My aversion to carbs is unfortunate considering my new obsession. Fresh Pasta! That little thingie up there is my new pasta machine, and I am deeply and utterly in love with it. It's like a Play-Doh machine for grown ups!! Last night I got it in my head I wanted to make a lasagna and I wanted to do it with fresh noodles. So I proceeded to crank out a batch just then. Tonight I think I'm going to make a batch of Parpadelle to freeze (and give to my guinea pigs) and maybe a bit of pork shoulder ragu to go with... but that's a separate post.
For now, let's learn to make a basic pasta dough. I'm going to put it out there right now that this dough can be made vegan easily enough - read thru the basics then just omit the eggs for a vegan version.
Stuff you'll need
4 large/jumbo eggs
2 cups of flour (plus a little extra for dusting and adjusting)
1/2 cup of semolia flour
1/4 tsp salt
Water - for the non-vegan set, a couple table spoons would do it if you need it at all - for the vegan version you'll be using water in place of eggs, so be prepared to use more water a cup or more - either way add slowly as you won't necessarily need all of it
Most recipes will tell you to pile your dry ingredients on a counter, make a well in the middle, crack the eggs in the center and slowly incorporate the two little by little from the center taking care not to break the walls of the 'bowl' until the dough has formed. Most chefs apparently don't have to contend with a New York apartment sized kitchen (zero counter space). Bunch of show offs. This is how you do when you have the kind of counter space that can be monopolized by a coffee mug.
Get a bowl, a big one. Put your dry ingredients in the bowl, make a hollow in the center, and crack the eggs in the hollow, stir (I use a large metal spoon for this) to incorporate the flours and the egg - until a dough starts to form. Then, with clean hands, grab it and start squeezing and kneading it - you want to get to a ball of dough that requires some effort to manipulate, but is reasonably pliable, and not sticky. If it's sticky add flour/semolina. If it seems dry/crumbly/flakey add water one tablespoon at a time.
Depending on who you ask the measurements will either be crucial or (in my opinion) something you can freehand for the most part. I personally like my pasta flours to be in the 4:1 range (2cups of flour = 4 half cups, plus 1 half cup of semolina) - I find it gives me a texture as well as taste I really like. Sometimes go heavier on the semolina, sometimes I skip eggs... you get the idea. The point is, you want a dough.
Once the dough is fully incorporated, it's going to need to rest (regardless of how you decided to blend) - I usually put mine in a ziplock and suck the air out of it but plastic wrap would do the trick too. You want to make sure as little as possible is exposed to air. Now let it rest for 20 to 30 min - it gives the glutens a chance to relax and the dough will be significantly easier to work with.

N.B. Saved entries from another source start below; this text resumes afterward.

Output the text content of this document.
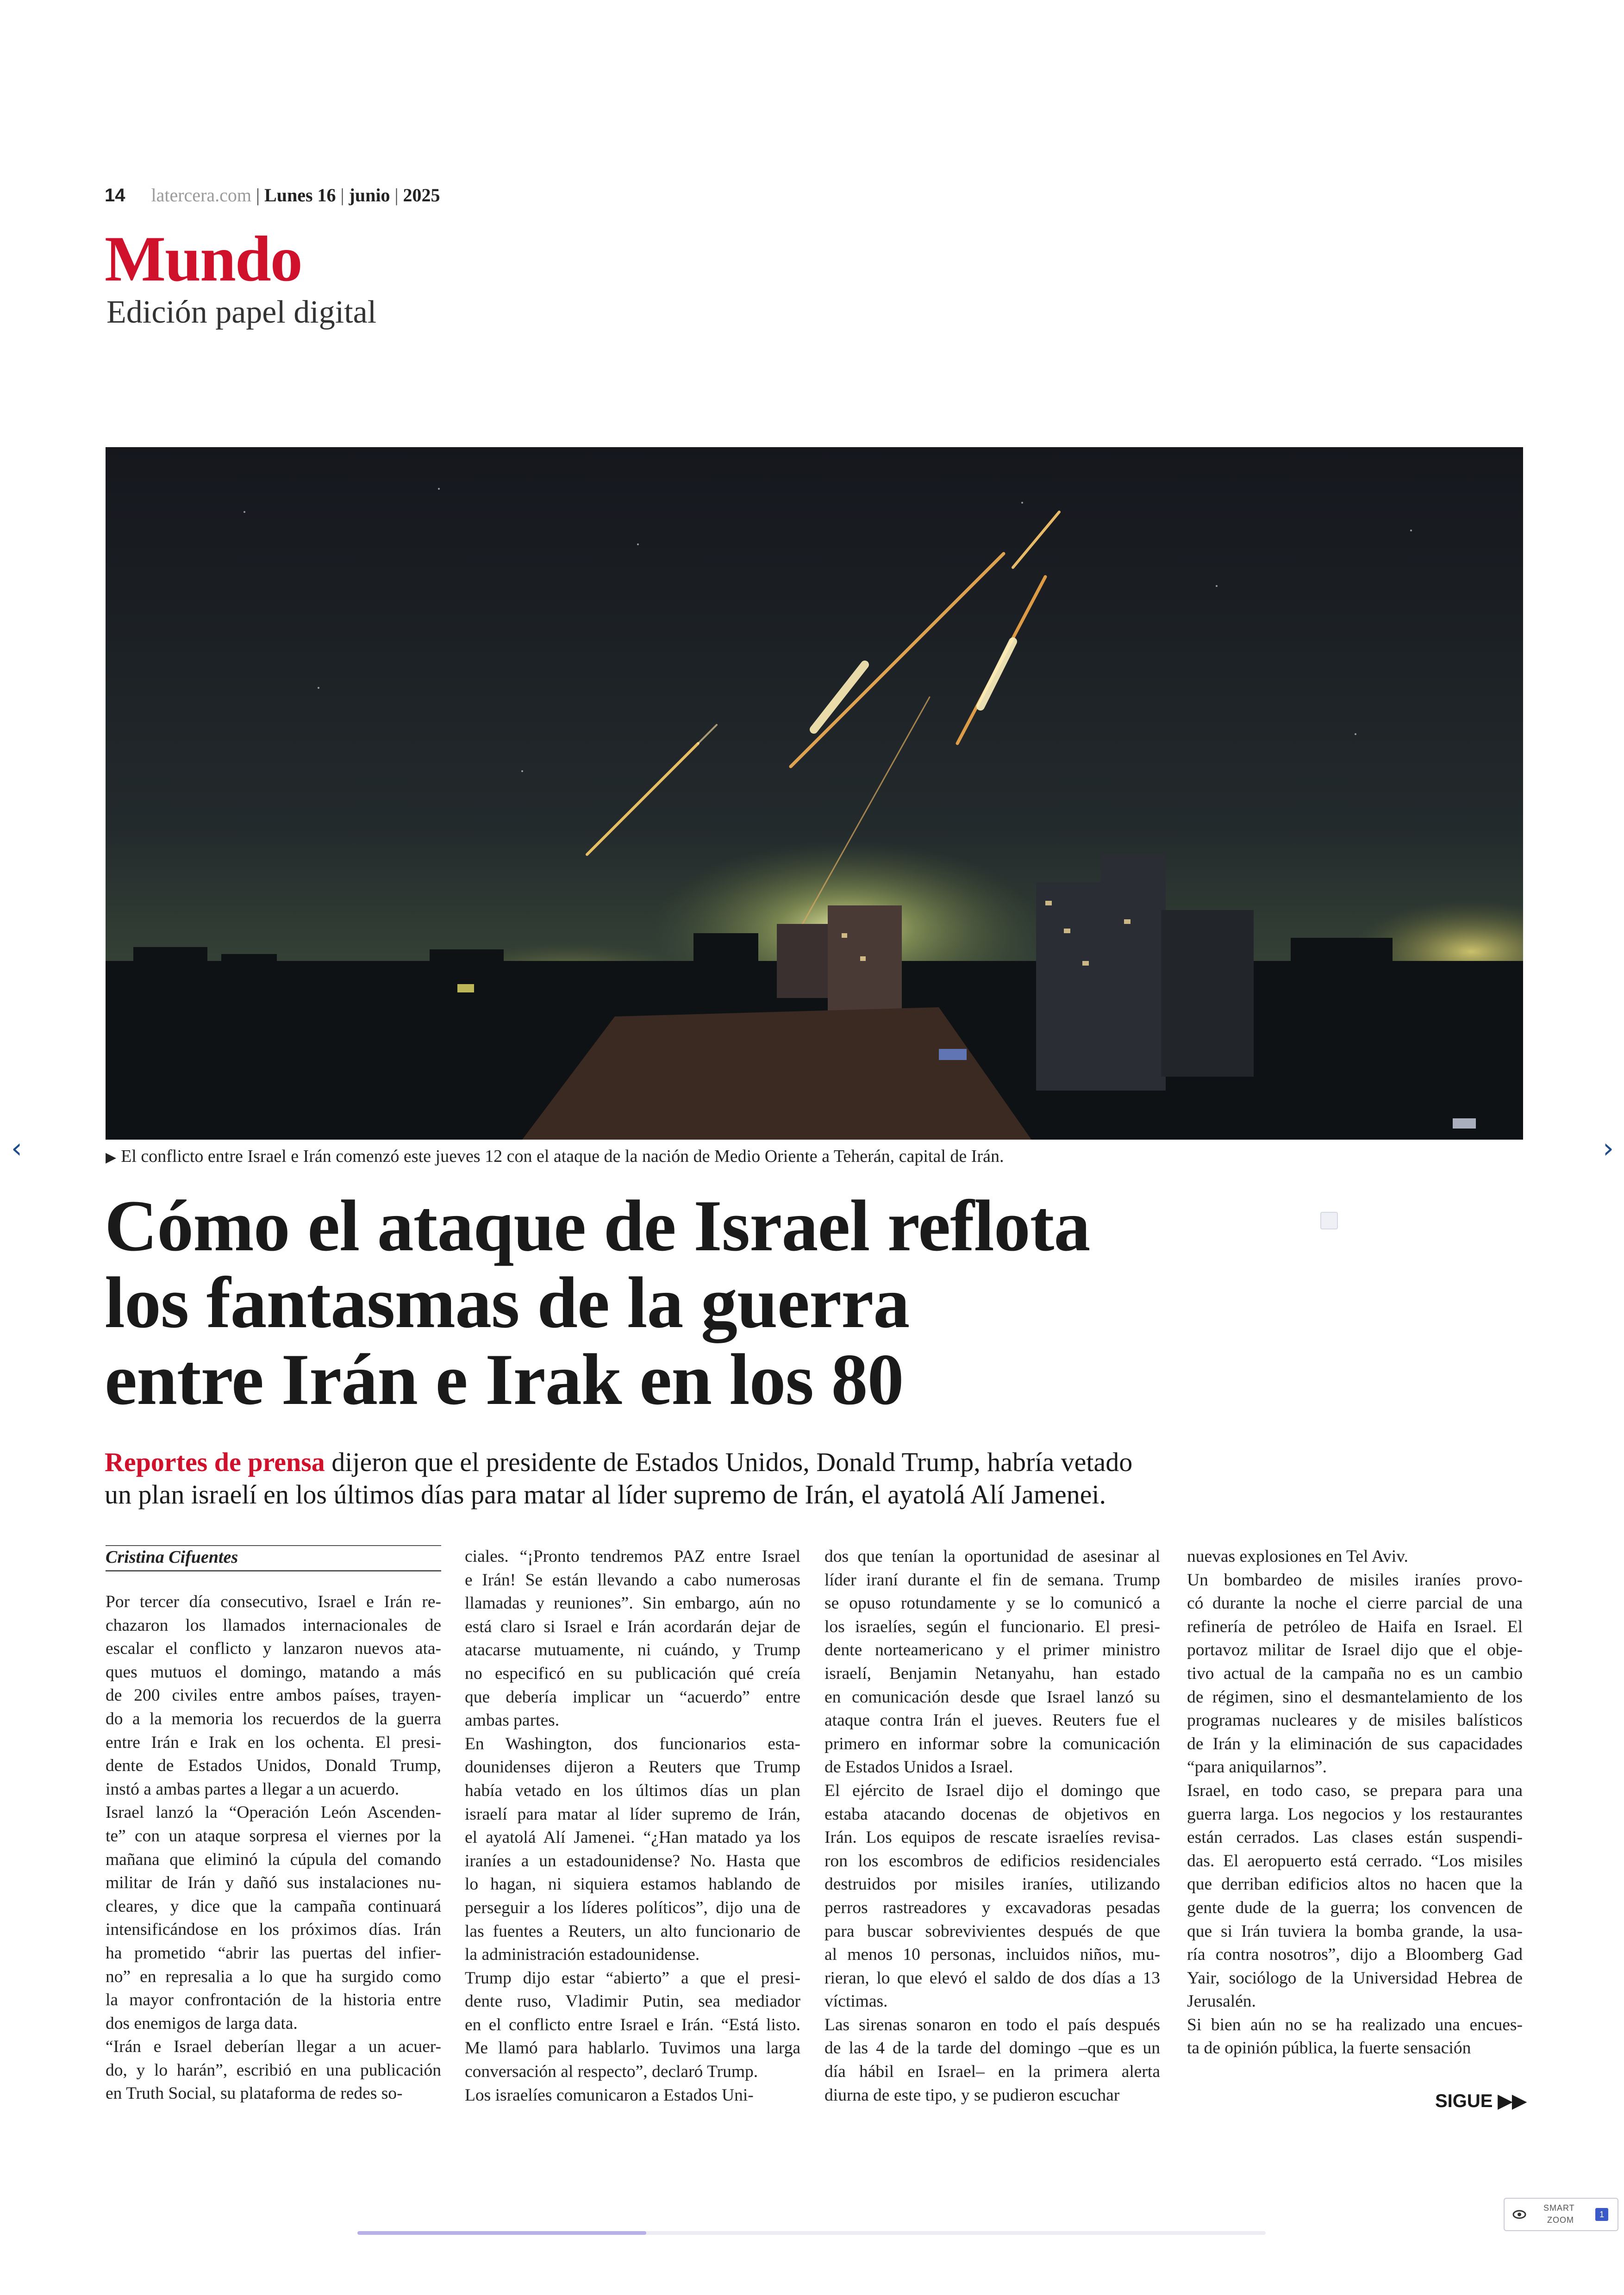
14 latercera.com | Lunes 16 | junio | 2025
Mundo
Edición papel digital
▶ El conflicto entre Israel e Irán comenzó este jueves 12 con el ataque de la nación de Medio Oriente a Teherán, capital de Irán.
‹	›
Cómo el ataque de Israel reflota
los fantasmas de la guerra
entre Irán e Irak en los 80
Reportes de prensa dijeron que el presidente de Estados Unidos, Donald Trump, habría vetado
un plan israelí en los últimos días para matar al líder supremo de Irán, el ayatolá Alí Jamenei.
Cristina Cifuentes
Por tercer día consecutivo, Israel e Irán re-
chazaron los llamados internacionales de
escalar el conflicto y lanzaron nuevos ata-
ques mutuos el domingo, matando a más
de 200 civiles entre ambos países, trayen-
do a la memoria los recuerdos de la guerra
entre Irán e Irak en los ochenta. El presi-
dente de Estados Unidos, Donald Trump,
instó a ambas partes a llegar a un acuerdo.
Israel lanzó la “Operación León Ascenden-
te” con un ataque sorpresa el viernes por la
mañana que eliminó la cúpula del comando
militar de Irán y dañó sus instalaciones nu-
cleares, y dice que la campaña continuará
intensificándose en los próximos días. Irán
ha prometido “abrir las puertas del infier-
no” en represalia a lo que ha surgido como
la mayor confrontación de la historia entre
dos enemigos de larga data.
“Irán e Israel deberían llegar a un acuer-
do, y lo harán”, escribió en una publicación
en Truth Social, su plataforma de redes so-
ciales. “¡Pronto tendremos PAZ entre Israel
e Irán! Se están llevando a cabo numerosas
llamadas y reuniones”. Sin embargo, aún no
está claro si Israel e Irán acordarán dejar de
atacarse mutuamente, ni cuándo, y Trump
no especificó en su publicación qué creía
que debería implicar un “acuerdo” entre
ambas partes.
En Washington, dos funcionarios esta-
dounidenses dijeron a Reuters que Trump
había vetado en los últimos días un plan
israelí para matar al líder supremo de Irán,
el ayatolá Alí Jamenei. “¿Han matado ya los
iraníes a un estadounidense? No. Hasta que
lo hagan, ni siquiera estamos hablando de
perseguir a los líderes políticos”, dijo una de
las fuentes a Reuters, un alto funcionario de
la administración estadounidense.
Trump dijo estar “abierto” a que el presi-
dente ruso, Vladimir Putin, sea mediador
en el conflicto entre Israel e Irán. “Está listo.
Me llamó para hablarlo. Tuvimos una larga
conversación al respecto”, declaró Trump.
Los israelíes comunicaron a Estados Uni-
dos que tenían la oportunidad de asesinar al
líder iraní durante el fin de semana. Trump
se opuso rotundamente y se lo comunicó a
los israelíes, según el funcionario. El presi-
dente norteamericano y el primer ministro
israelí, Benjamin Netanyahu, han estado
en comunicación desde que Israel lanzó su
ataque contra Irán el jueves. Reuters fue el
primero en informar sobre la comunicación
de Estados Unidos a Israel.
El ejército de Israel dijo el domingo que
estaba atacando docenas de objetivos en
Irán. Los equipos de rescate israelíes revisa-
ron los escombros de edificios residenciales
destruidos por misiles iraníes, utilizando
perros rastreadores y excavadoras pesadas
para buscar sobrevivientes después de que
al menos 10 personas, incluidos niños, mu-
rieran, lo que elevó el saldo de dos días a 13
víctimas.
Las sirenas sonaron en todo el país después
de las 4 de la tarde del domingo –que es un
día hábil en Israel– en la primera alerta
diurna de este tipo, y se pudieron escuchar
nuevas explosiones en Tel Aviv.
Un bombardeo de misiles iraníes provo-
có durante la noche el cierre parcial de una
refinería de petróleo de Haifa en Israel. El
portavoz militar de Israel dijo que el obje-
tivo actual de la campaña no es un cambio
de régimen, sino el desmantelamiento de los
programas nucleares y de misiles balísticos
de Irán y la eliminación de sus capacidades
“para aniquilarnos”.
Israel, en todo caso, se prepara para una
guerra larga. Los negocios y los restaurantes
están cerrados. Las clases están suspendi-
das. El aeropuerto está cerrado. “Los misiles
que derriban edificios altos no hacen que la
gente dude de la guerra; los convencen de
que si Irán tuviera la bomba grande, la usa-
ría contra nosotros”, dijo a Bloomberg Gad
Yair, sociólogo de la Universidad Hebrea de
Jerusalén.
Si bien aún no se ha realizado una encues-
ta de opinión pública, la fuerte sensación
SIGUE ▶▶
SMART
ZOOM
1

Once the dough is rested, it's ON!!! If you have a pasta machine (what I like to refer to as the grown up play-doh fun factory) have at it - run the pasta through it, make sheets, made ribbons go crazy! If you don't, you can easily carve out simple versions of pasta with a rolling pin - roll flat even sheets then use a knife to cut the sheets into ribbons of any width, you can cut squares of pasta, and fold the centers like an accordion to make farfalle (bows) or roll the pasta into coils and using your thumbs make orrechiette shapes (there are some great videos on YouTube.
To cook the fresh pasta, bring a pot of well salted water to a rolling boil, drop the pasta in, and let it cook for about 3 minutes (al dente). The pasta tends to float to the top when it's ready but don't over cook it - it's fresh pasta and won't need as much cooking time!
Fresh pasta can be used in a number of ways - here are a couple varieties I've cranked out;
De-constructed Lasagna - dressed with olive oil, diced tomatoes and capers which I toss in a pan over medium heat briefly, deep fried garlic chips, with basil ribbons, Parmesan and mozzarella (skip the cheese and make the pasta without eggs, you've got a vegan version!)
Oozy egg raviolio - put a pillow of ricotta cheese mixed with a bit of sage or thyme, on a square of pasta, make a well in the center, and carefully put an egg yolk right in the middle. Top with a second sheet of pasta and carefully seal pushing out as much air as possible. Boil the ravioli for just a couple of minutes (3-4) so that the yolk is still runny - top with a sprinkle of salt and pepper (I've got diced prosciutto on this but here) for an oozy eggy treat!
Add a little food color to a batch of pasta, and create striped pasta (this one has the egg in it too - it's DELICIOUS!)
Have fun and be creative with this one!